Konsolidasi Kekuasaan Prabowo Dinilai Masih Lemah

3 hours ago 1
Konsolidasi Kekuasaan Prabowo Dinilai Masih Lemah Presiden Prabowo Subianto(MI/Usman Iskandar)

Pengamat politik dari Exposit Strategic Arif Sutanto menilai masa awal pemerintahan Presiden Prabowo Subianto menunjukkan tanda-tanda konsolidasi kekuasaan yang paling lemah dibandingkan seluruh presiden Indonesia setelah era Soeharto.

Menurut Arif, jika dibandingkan secara historis, setiap presiden pascaSoeharto mampu memperlihatkan langkah konsolidasi nyata di tahun pertama mereka. Habibie menggelar pemilu, Gus Dur melakukan perombakan kabinet besar, Megawati membentuk KPK, dan Jokowi berhasil menarik sejumlah partai oposisi ke dalam koalisi.

Namun, Arif menilai hal itu belum terlihat dalam satu tahun pertama pemerintahan Prabowo. "Di antara semua presiden pasca-Suharto, konsolidasi kekuasaan Prabowo tergolong paling lemah," ujarnya dalam diskusi bertajuk 1 Tahun Prabowo-Gibran: Indonesia Emas Atau Cemas? pada Minggu (19/10). 

Ia menjelaskan, kekuasaan Prabowo masih sangat bergantung pada warisan politik Joko Widodo. Itu terlihat dari kemenangan Prabowo di 2024 lebih banyak dijelaskan oleh faktor Jokowi. Hal itu menurut Arif, menciptakan tantangan tersendiri bagi Prabowo untuk keluar dari bayang-bayang pendahulunya.

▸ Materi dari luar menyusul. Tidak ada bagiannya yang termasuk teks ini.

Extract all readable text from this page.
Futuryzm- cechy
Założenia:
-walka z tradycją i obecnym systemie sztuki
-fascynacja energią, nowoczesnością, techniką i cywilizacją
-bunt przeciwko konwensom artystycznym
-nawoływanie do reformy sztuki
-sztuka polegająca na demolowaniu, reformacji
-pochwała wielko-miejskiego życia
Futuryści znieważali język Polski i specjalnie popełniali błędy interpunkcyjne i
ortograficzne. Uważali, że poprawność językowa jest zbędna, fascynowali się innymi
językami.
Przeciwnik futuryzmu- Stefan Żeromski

Lebih lanjut, Arif menilai ketergantungan politik tersebut dapat memunculkan persepsi pemerintahan saat ini belum sepenuhnya berdiri di atas kekuatan sendiri. "Pengaruh Jokowi masih cukup kuat dalam kabinet, sehingga orang bisa keliru menganggap pemerintahan Prabowo sebagai kelanjutan dari Jokowi," tuturnya. 

Arif menegaskan, konsolidasi yang efektif sangat penting agar pemerintahan Prabowo tidak tersandera kepentingan politik masa lalu. Jika tidak segera dilakukan, kata dia, stabilitas politik jangka menengah akan sulit dicapai.

Lemahkan Pengawasan Publik

Namun di saat yang sama, konsolidasi politik yang dilakukan dalam tahun pertama Prabowo disebut tidak hanya memperlemah oposisi, tetapi juga menipiskan ruang bagi kritik dan pengawasan publik.

Kecenderungan itu menurut Arif, merupakan kelanjutan dari pola pemerintahan sebelumnya yang menempatkan stabilitas kekuasaan di atas nilai-nilai demokrasi. Ia menilai, langkah-langkah politik Prabowo hingga saat ini lebih banyak diarahkan untuk memperkuat kendali atas partai, parlemen, dan aparat negara, bukan memperluas partisipasi publik.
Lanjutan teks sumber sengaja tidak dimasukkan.